Here’s what I wrongly assumed. I figured Jason was an idiot at this point. I failed to read the genre and thus, figured he’d blundered right into a trap. I mean, if I were an elite assassin on the run, I’d at least try to get fake documents, right? I wouldn’t go around flashing my real name so the CIA can come swooping in and get me, right? This is basic spy-movie stuff.
Then I realized. The guy wanted to get caught. And of course once he was, he promptly knocks out some guards, hacks the system, and away he goes. I should’ve known. Mea culpa, mea culpa, mea maxima culpa.
Progress on the Novel
Word count is currently 2333. I have so far introduced Roger the angel, an unnamed giant who’ll be the big bad (quite literally) of the story, and the McGuffin, a sword named Peregrinth. Still working out the plot. Someone’s got to be wielding the sword in order to stab it into the giant, after all. I’ve also killed off someone, and I need to decide if I’m going to specify where they end up. I may leave that to the reader’s imagination, honestly.
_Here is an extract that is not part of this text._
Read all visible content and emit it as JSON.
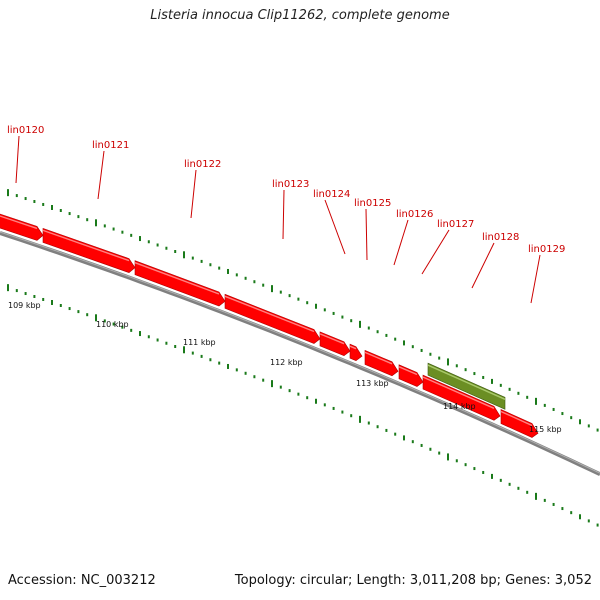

As a bit of explanation, my theological world is basically Touched by an Angel meets Dante, with some elements of my own design. W.I.N.G, the angel organization that tracks people across various worlds and/or timelines, is mine. The idea of the halo and shoulder/glow was inspired by the Roma Downey show. The structure of the Bad Place was Dante. Besides which, I just think angels are interesting.
Closing Time
Here’s a completely unrelated yet interesting fact: Lenore Zann is both the voice of Rogue in X-Men: The Animated Series and a Canadian politician who represented the riding of Cumberland—Colchester in the Canadian House of Commons. So, you know, file that away in case you're ever on Jeopardy and the category is Canadian voice actresses turned politicians.